Monday, September 08, 2008

Guest Blog by Dina: Getting Older

5 Ways You Know You're Getting Old (revealed at a Dave Matthews Concert):

5.  You keep thinking to yourself, "Wow!  That fiddle player is amazing!"

4.  You sit by the edge of the open admission amphitheater seating so that you can only see Dave's profile, but who cares because you can get to the bathroom easily.

3.   You want to get to the bathroom easily not because of beer, but just because that's how it is now.

2.  You sneak trail mix bars and fruit in your purse into the concert.

And the final way you know you're getting old?

1.  Instead of being inspired by love, you want to tell the groping young couple in front of you "Just wait.  Get married.  Have kids.  And then let's see how much you want to slobber over each other."

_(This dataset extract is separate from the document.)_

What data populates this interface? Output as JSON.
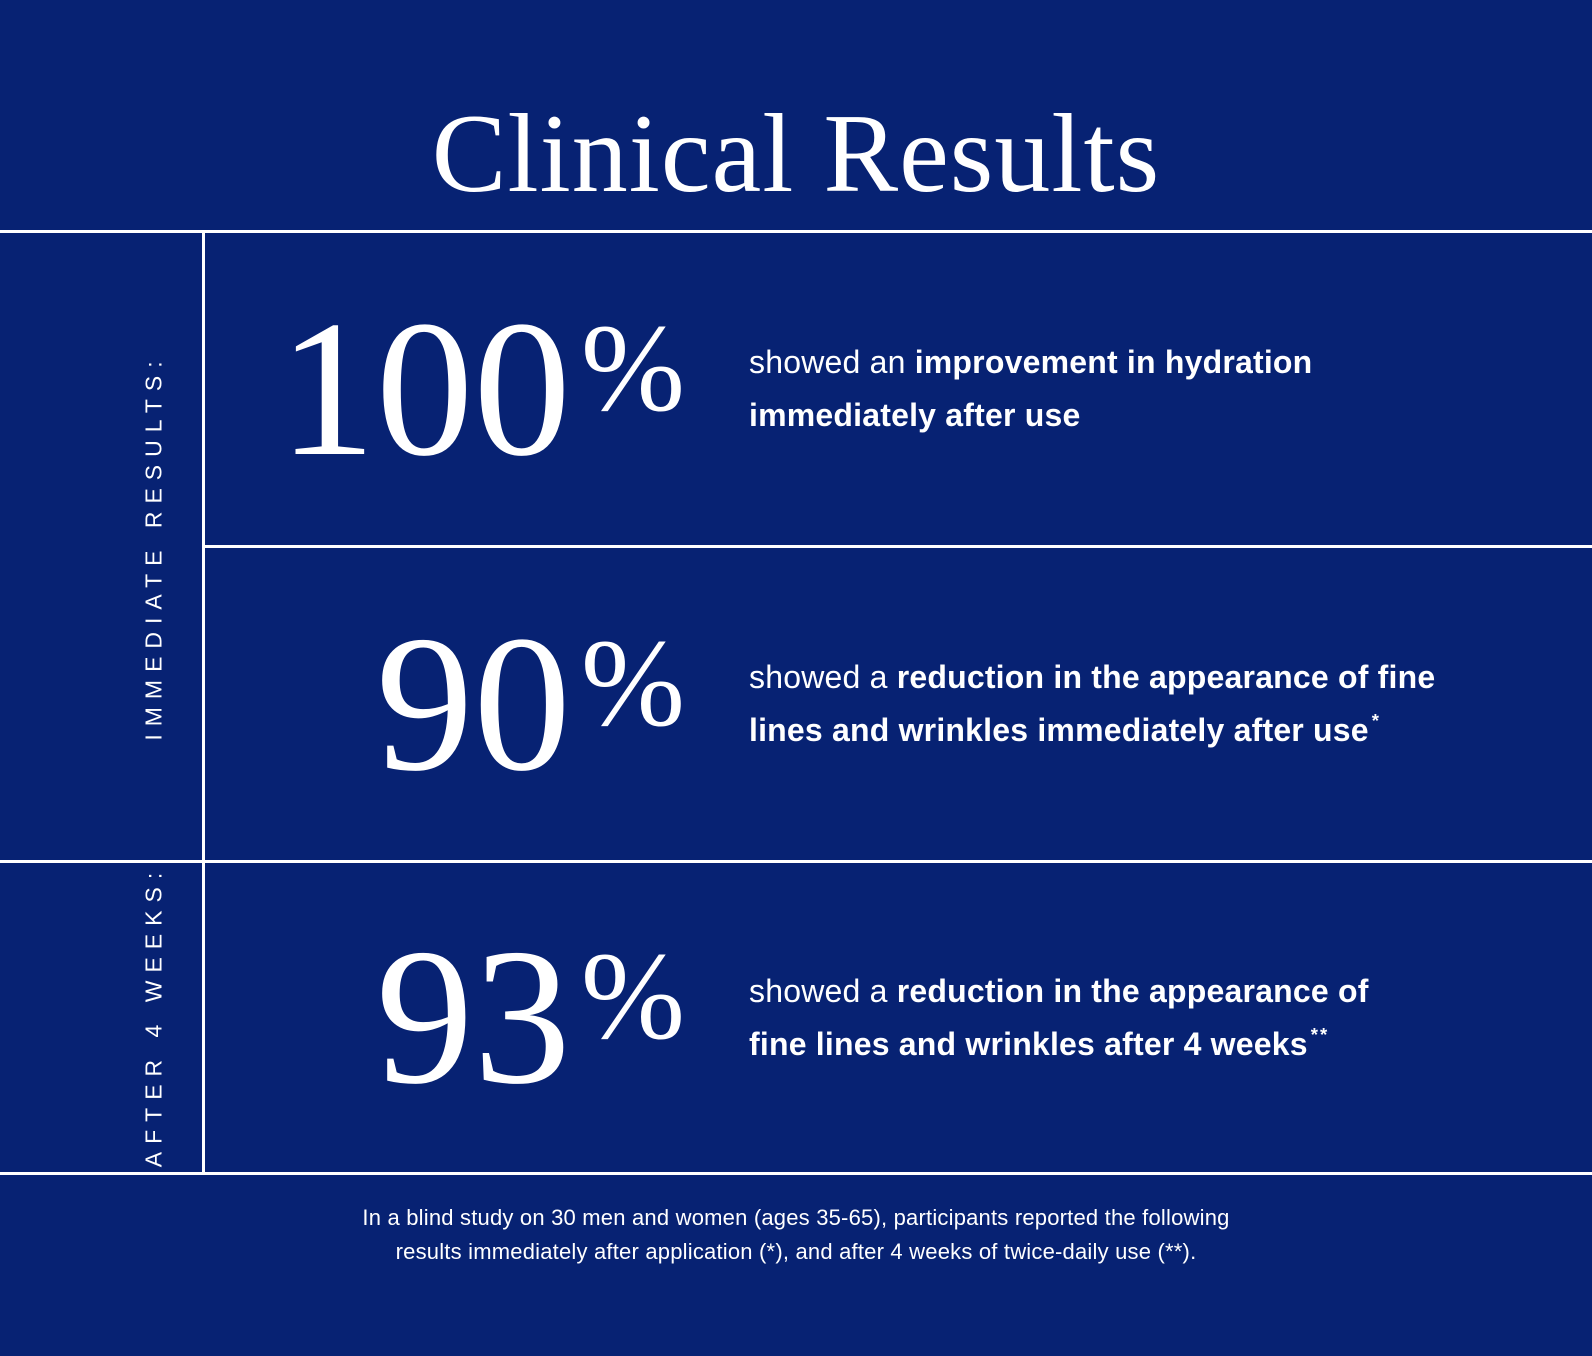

Oh, and you also want to hit them...Hard.

Thursday, September 04, 2008

Man's Best Friend, Not Infant's Best Friend

Landon's been around for 5 months now.  And generally speaking, I could care less.  He doesn't spit up nearly as much as Wyatt did, so really, what's in it for me?  But in the effort to welcome him to the family, I do occasionally pay attention to him.  A lick here, the graze of my tail there, etc. etc.  But he's not interested.  In fact, he's disinterested.  
I mean, look!  It's not like I'm not trying, right???  Best friends, my furry butt.  I give up.  I'll just try again some other day (like when he's 1 and drops me goldfish and cheerios like my good buddy Wyatt).